The second problem is the difference in levels of social contributions from one country to another. That is where the dumping aspect is found. Finally, many elements of the implementation of the directive could be changed. The forms have been harmonised, yes, but details of what constitutes fraud and the inspection standards, which vary greatly both in number and in character, have not.
Should checks be stepped up?
In France, the government has strengthened its checks considerably, and very recently. The inspection of labour has been reformed, with improved cooperation. The number of checks in certain sectors has also been increased, particularly in construction and road-building. What I proposed in my report was the creation of a European agency, not for the inspection of work, but based on the model of the competition authority: a small group of high-level civil servants who can understand the rights and languages of the different countries. That would have a significant dissuasive effect.
In what sectors do the main problems arise?
Transport is the main problem. In maritime transport, for example, there is absolutely no social legislation. It is easy to see where Europe performs at its worst, particularly with ships flying foreign flags. So I propose we draw inspiration from the American legislation, which is very strong on the subject. The second point is air transport. Airlines are severely under-regulated. Pilots accrue debt to pay for their training, and then they are forced to accept all the conditions imposed upon them by the airlines that employ them.
The European sky has been turned into a low-cost haven: social standards have collapsed for pilots and crew. Sometimes the personnel are forced to sleep in the containers at the end of the runway. That is how far it has got. The minimum social standards are no longer respected. It is the same story for the personnel on the ground. Their working conditions have also deteriorated severely.
Should we enforce a minimum wage for professions exposed to social dumping?

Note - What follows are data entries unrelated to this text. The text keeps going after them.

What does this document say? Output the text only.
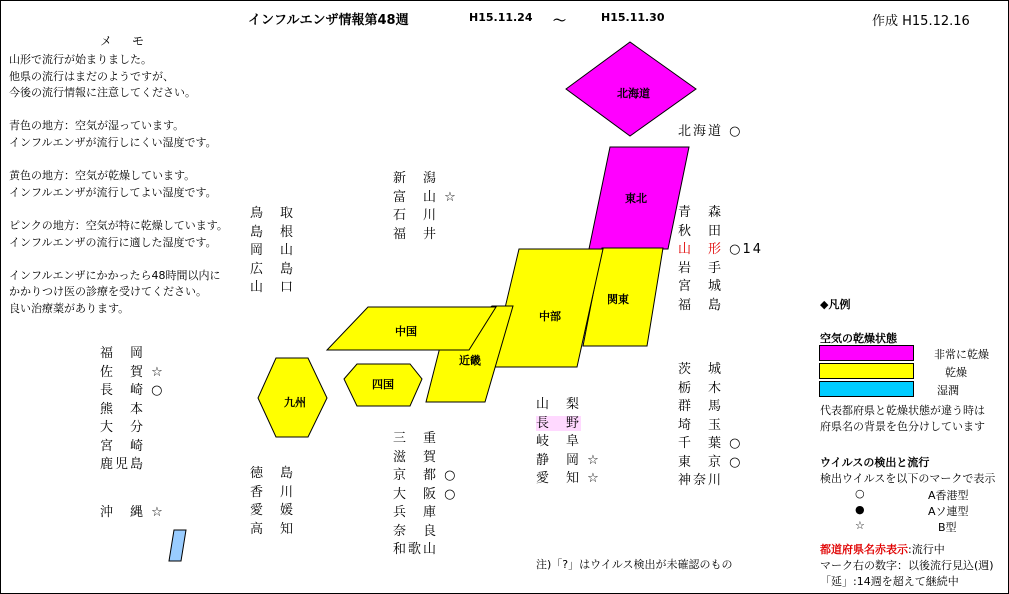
インフルエンザ情報第48週	H15.11.24 ～	H15.11.30	作成 H15.12.16
メ　モ
山形で流行が始まりました。
他県の流行はまだのようですが、
今後の流行情報に注意してください。

青色の地方：空気が湿っています。
インフルエンザが流行しにくい湿度です。

黄色の地方：空気が乾燥しています。
インフルエンザが流行してよい湿度です。

ピンクの地方：空気が特に乾燥しています。
インフルエンザの流行に適した湿度です。

インフルエンザにかかったら48時間以内に
かかりつけ医の診療を受けてください。
良い治療薬があります。
北海道
東北
関東
中部
近畿
中国
四国
九州
北海道 ○
青　森
秋　田
山　形 ○14
岩　手
宮　城
福　島
新　潟
富　山 ☆
石　川
福　井
鳥　取
島　根
岡　山
広　島
山　口
福　岡
佐　賀 ☆
長　崎 ○
熊　本
大　分
宮　崎
鹿児島
沖　縄 ☆
徳　島
香　川
愛　媛
高　知
三　重
滋　賀
京　都 ○
大　阪 ○
兵　庫
奈　良
和歌山
山　梨
長　野
岐　阜
静　岡 ☆
愛　知 ☆
茨　城
栃　木
群　馬
埼　玉
千　葉 ○
東　京 ○
神奈川
注)「?」はウイルス検出が未確認のもの
◆凡例
空気の乾燥状態
非常に乾燥
乾燥
湿潤
代表都府県と乾燥状態が違う時は
府県名の背景を色分けしています
ウイルスの検出と流行
検出ウイルスを以下のマークで表示
○	A香港型
●	Aソ連型
☆	B型
都道府県名赤表示:流行中
マーク右の数字：以後流行見込(週)
「延」:14週を超えて継続中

The question of a minimum wage is difficult to address. We could introduce a salary tied to the average wage, for example. But certain sectors demand a minimum wage, and that is really delicate. Those countries with higher standards, like Sweden, fear such legislation would drag them down, so they prefer to keep this as a local issue.
Transport companies tend to be in favour of common regulations. The lorry drivers’ and employers’ unions have common claims platforms. Many bosses no longer put up with dumping: it distorts their relationships with their employees.
Are temporary employment agencies responsible for abusing posted workers?
Yes, and in my report I will call for a ban on temporary employment agencies using posted workers. 40 to 60% of worker posting is organised by temporary employment agencies. They are often small companies that disappear quickly.
The buyer currently has no responsibility. But in France they are being made responsible: if there is a problem on one of the Bouygues telecom sites, it is now their problem.
Do tighter controls solve the problems of social dumping?
Today Medef (the French Business Confederation) is crying out that bosses are being given a hard time, so it must be happening. But what is also happening now is that some countries, like France, are taking unilateral measures, but the Commission believes they will distort the internal market.
Can the Commission claim competency on social questions that fall under the sovereignty of member states?
Yes, because the circumstances demand it. Certain countries have adopted the low cost model for agriculture, using false self-employed contractors. This has really taken off in German agriculture, for example, with drastic consequences for farming in Brittany. In this case, the EU should intervene. We could simply ban the false self-employed status. If the member states agree, it is possible. I know there is pressure to take this kind of contract, but the issue is basically political. As long as we have a right wing majority that puts the internal market before anything else, this will obviously not be possible.